CS Diagnostics is formalizing SEC reporting status by registering its common stock.

CS Diagnostics Corp. is using Amendment No. 2 to its Form 10 to register its common stock under Section 12(g) of the Exchange Act, which brings the company under ongoing SEC reporting requirements. The company identifies its registered class as common stock with a par value of $0.00001 per share and notes that it qualifies as a smaller reporting company, which allows scaled disclosure but still requires periodic reports and governance transparency.

Most substantive details are incorporated by reference from an information statement, covering business description, risk factors, MD&A, capitalization, and security ownership. The exhibit list highlights an asset purchase agreement dated September 4, 2023, license agreements dated March 21, 2024 and January 2, 2025, and audited financial statements for the years ended December 31, 2024, December 31, 2023, and December 31, 2022.

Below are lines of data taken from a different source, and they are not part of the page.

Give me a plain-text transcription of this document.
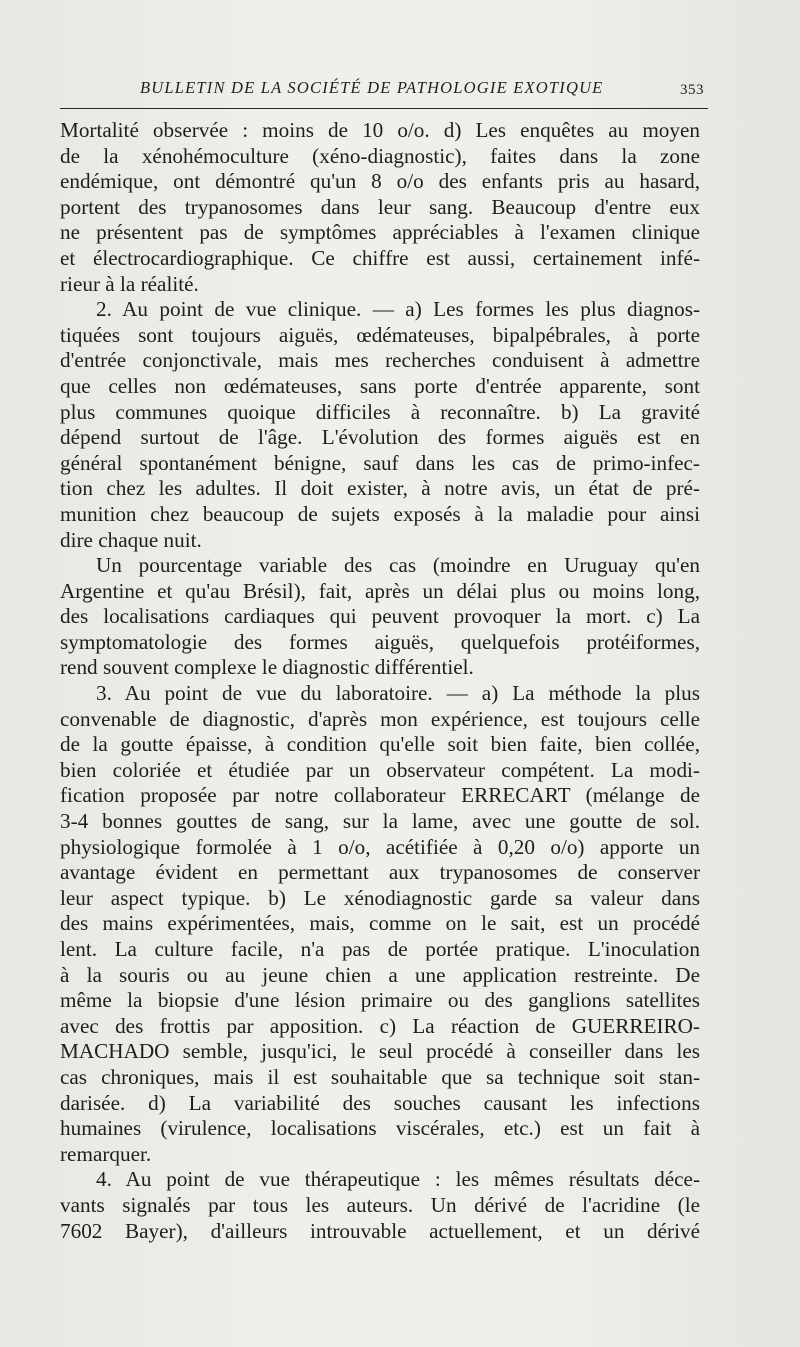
BULLETIN DE LA SOCIÉTÉ DE PATHOLOGIE EXOTIQUE	353
Mortalité observée : moins de 10 o/o. d) Les enquêtes au moyen
de la xénohémoculture (xéno-diagnostic), faites dans la zone
endémique, ont démontré qu'un 8 o/o des enfants pris au hasard,
portent des trypanosomes dans leur sang. Beaucoup d'entre eux
ne présentent pas de symptômes appréciables à l'examen clinique
et électrocardiographique. Ce chiffre est aussi, certainement infé-
rieur à la réalité.
2. Au point de vue clinique. — a) Les formes les plus diagnos-
tiquées sont toujours aiguës, œdémateuses, bipalpébrales, à porte
d'entrée conjonctivale, mais mes recherches conduisent à admettre
que celles non œdémateuses, sans porte d'entrée apparente, sont
plus communes quoique difficiles à reconnaître. b) La gravité
dépend surtout de l'âge. L'évolution des formes aiguës est en
général spontanément bénigne, sauf dans les cas de primo-infec-
tion chez les adultes. Il doit exister, à notre avis, un état de pré-
munition chez beaucoup de sujets exposés à la maladie pour ainsi
dire chaque nuit.
Un pourcentage variable des cas (moindre en Uruguay qu'en
Argentine et qu'au Brésil), fait, après un délai plus ou moins long,
des localisations cardiaques qui peuvent provoquer la mort. c) La
symptomatologie des formes aiguës, quelquefois protéiformes,
rend souvent complexe le diagnostic différentiel.
3. Au point de vue du laboratoire. — a) La méthode la plus
convenable de diagnostic, d'après mon expérience, est toujours celle
de la goutte épaisse, à condition qu'elle soit bien faite, bien collée,
bien coloriée et étudiée par un observateur compétent. La modi-
fication proposée par notre collaborateur ERRECART (mélange de
3-4 bonnes gouttes de sang, sur la lame, avec une goutte de sol.
physiologique formolée à 1 o/o, acétifiée à 0,20 o/o) apporte un
avantage évident en permettant aux trypanosomes de conserver
leur aspect typique. b) Le xénodiagnostic garde sa valeur dans
des mains expérimentées, mais, comme on le sait, est un procédé
lent. La culture facile, n'a pas de portée pratique. L'inoculation
à la souris ou au jeune chien a une application restreinte. De
même la biopsie d'une lésion primaire ou des ganglions satellites
avec des frottis par apposition. c) La réaction de GUERREIRO-
MACHADO semble, jusqu'ici, le seul procédé à conseiller dans les
cas chroniques, mais il est souhaitable que sa technique soit stan-
darisée. d) La variabilité des souches causant les infections
humaines (virulence, localisations viscérales, etc.) est un fait à
remarquer.
4. Au point de vue thérapeutique : les mêmes résultats déce-
vants signalés par tous les auteurs. Un dérivé de l'acridine (le
7602 Bayer), d'ailleurs introuvable actuellement, et un dérivé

The inclusion of hydrogel valuation and study exhibits, along with MEDUSA product certifications, suggests that these technologies are central to the company’s portfolio, though financial outcomes are not detailed in this excerpt. Future periodic reports required after this registration will provide more granular financial and operating data for investors evaluating CSDX.

 

 

UNITED STATES

SECURITIES AND EXCHANGE COMMISSION

Washington, D.C. 20549

 

Amendment No. 2

FORM 10

 

GENERAL FORM FOR REGISTRATION OF SECURITIES

Pursuant to Section 12(g) of The Securities Exchange Act of 1934

 

 

 

CS DIAGNOSTICS CORP.

(Exact name of registrant as specified in its charter)

 

Wyoming 20-1290331

(State or other jurisdiction of incorporation or

organization)

(IRS Employer Identification No.)

 

1603 Capitol Avenue, Suite 413, Cheyenne, WY 82001, USA

(Address of principal executive offices)

 

+1 (307) 395 7333

(Issuer’s telephone number)

 

Securities registered pursuant to Section 12(b) of the Act: Not Applicable

 

Securities registered pursuant to Section 12(g) of the Act:

 

Common Stock, par value $0.00001 per share

 

Indicate by check mark whether the registrant is a large accelerated filer, an accelerated filer, a non-accelerated filer, a smaller reporting company, or an emerging growth company. See the definitions of “large accelerated filer,” “accelerated filer,” “smaller reporting company,” and “emerging growth company” in Rule 12b-2 of the Exchange Act.

 

Large accelerated filer o Accelerated filer o
Non–Accelerated filer o Small reporting company x
    Emerging growth company o

 

If an emerging growth company, indicate by check mark if the registrant has elected not to use the extended transition period for complying with any new or revised financial accounting standards provided pursuant to Section 13(a) of the Exchange Act. o

 

 

 

  
 

 

INFORMATION REQUIRED IN REGISTRATION STATEMENT

CROSS-REFERENCE SHEET BETWEEN INFORMATION STATEMENT AND ITEMS OF FORM 10

 

Certain information required to be included herein is incorporated by reference to specifically-identified portions of the body of the information statement filed herewith as Exhibit 99.1. None of the information contained in the information statement shall be incorporated by reference herein or deemed to be a part hereof unless such information is specifically incorporated herein by reference.

 

Item 1. Business.

 

The information required under this item is contained under the sections of the information statement entitled “Business,” “Risk Factors,” “Security Ownership,” and “Capitalization.” Those sections are incorporated herein by reference.

 

Item 1A. Risk Factors.

 

The information required under this item is contained under the section of the information statement entitled “Risk Factors” and “Management’s Discussion and Analysis of Financial Condition and Results of Operation (“MD&A”).” Those sections are incorporated herein by reference.

 

Item 2. Financial Information.

 

The information required under this item is contained under the section of the information statement entitled “Risk Factors,” “Security Ownership,” “Description of Capital Stock,” “Capitalization,” “MD&A,” and the financial statements referenced therein, of the Information Statement which sections are incorporated herein by reference.

 

Item 3. Properties.

 

The information required under this item is contained under the section of the information statement entitled “Business—Leased Offices.” Those sections are incorporated herein by reference.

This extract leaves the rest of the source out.